Count your blessings

C’est une habitude que j’ai prise il y a déjà longtemps : énumérer les raisons que j’ai d’être reconnaissante envers la vie.

C’est un rituel qui devient vite un automatisme : quelque chose de « plate » vous arrive et spontanément vous pensez à toutes les raisons que vous avez d’être heureux. Ça change l’humeur instantanément et vous remarquerez  rapidement que les expériences positives se multiplient!

En cette journée pédagogique, les filles et moi avons profité d’un local disponible au Centre de la famille pour aller nous amuser avec des amis aussi en congé.
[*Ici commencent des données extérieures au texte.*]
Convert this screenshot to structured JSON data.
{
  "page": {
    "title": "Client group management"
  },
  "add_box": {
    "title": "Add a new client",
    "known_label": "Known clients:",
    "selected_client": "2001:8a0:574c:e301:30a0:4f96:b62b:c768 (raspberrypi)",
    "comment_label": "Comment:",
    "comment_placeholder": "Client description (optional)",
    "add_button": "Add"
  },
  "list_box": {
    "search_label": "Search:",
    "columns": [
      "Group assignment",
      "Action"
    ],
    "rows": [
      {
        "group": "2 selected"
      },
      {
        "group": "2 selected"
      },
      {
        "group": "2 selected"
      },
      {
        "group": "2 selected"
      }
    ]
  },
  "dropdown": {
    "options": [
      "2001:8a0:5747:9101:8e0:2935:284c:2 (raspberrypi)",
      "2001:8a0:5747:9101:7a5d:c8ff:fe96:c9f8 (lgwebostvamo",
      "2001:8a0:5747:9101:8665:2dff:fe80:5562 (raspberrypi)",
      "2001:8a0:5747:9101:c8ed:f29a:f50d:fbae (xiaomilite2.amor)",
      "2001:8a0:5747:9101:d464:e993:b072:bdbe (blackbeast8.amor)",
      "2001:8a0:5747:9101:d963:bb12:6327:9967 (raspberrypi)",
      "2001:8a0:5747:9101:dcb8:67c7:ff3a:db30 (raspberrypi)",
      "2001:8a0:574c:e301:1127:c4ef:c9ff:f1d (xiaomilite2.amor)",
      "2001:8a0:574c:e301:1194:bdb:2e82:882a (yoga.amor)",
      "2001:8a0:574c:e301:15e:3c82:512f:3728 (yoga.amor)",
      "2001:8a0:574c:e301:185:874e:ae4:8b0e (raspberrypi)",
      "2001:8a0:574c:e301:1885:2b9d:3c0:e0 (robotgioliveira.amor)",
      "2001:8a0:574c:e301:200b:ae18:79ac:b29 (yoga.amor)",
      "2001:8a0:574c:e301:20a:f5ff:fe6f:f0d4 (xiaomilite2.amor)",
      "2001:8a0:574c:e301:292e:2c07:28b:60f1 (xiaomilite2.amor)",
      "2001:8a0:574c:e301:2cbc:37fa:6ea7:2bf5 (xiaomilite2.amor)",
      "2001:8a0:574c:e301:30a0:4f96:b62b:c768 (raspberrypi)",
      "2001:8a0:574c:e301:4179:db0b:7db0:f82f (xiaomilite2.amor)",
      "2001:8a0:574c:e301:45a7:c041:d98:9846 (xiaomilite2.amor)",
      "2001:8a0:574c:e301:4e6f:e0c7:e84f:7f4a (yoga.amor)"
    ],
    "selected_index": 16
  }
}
Quand l’activité s’est terminée, ma puce de presque 6 ans a décidé de reprendre sa mauvaise habitude de pleurer dès que quelque chose qu’elle aime se termine! La grande scène de drama queen : elle ne veut pas partir, ses amis ne s’habillent pas à la même seconde qu’elle, elle est victime d’injustice, sa vie est finie et absolument misérable!!

C’est le genre de crise que j’ai toujours eu énormément de difficulté à supporter. Parce que c’est à des lieues de ma façon de voir la vie et parce que j’ai toujours trouvé les dramas queens absolument insupportables! Mauvais timing pour elle : à l’aube d’un weekend de fête, avec un million de choses à faire et en plein SPM, ma patience avait déserté le navire depuis longtemps!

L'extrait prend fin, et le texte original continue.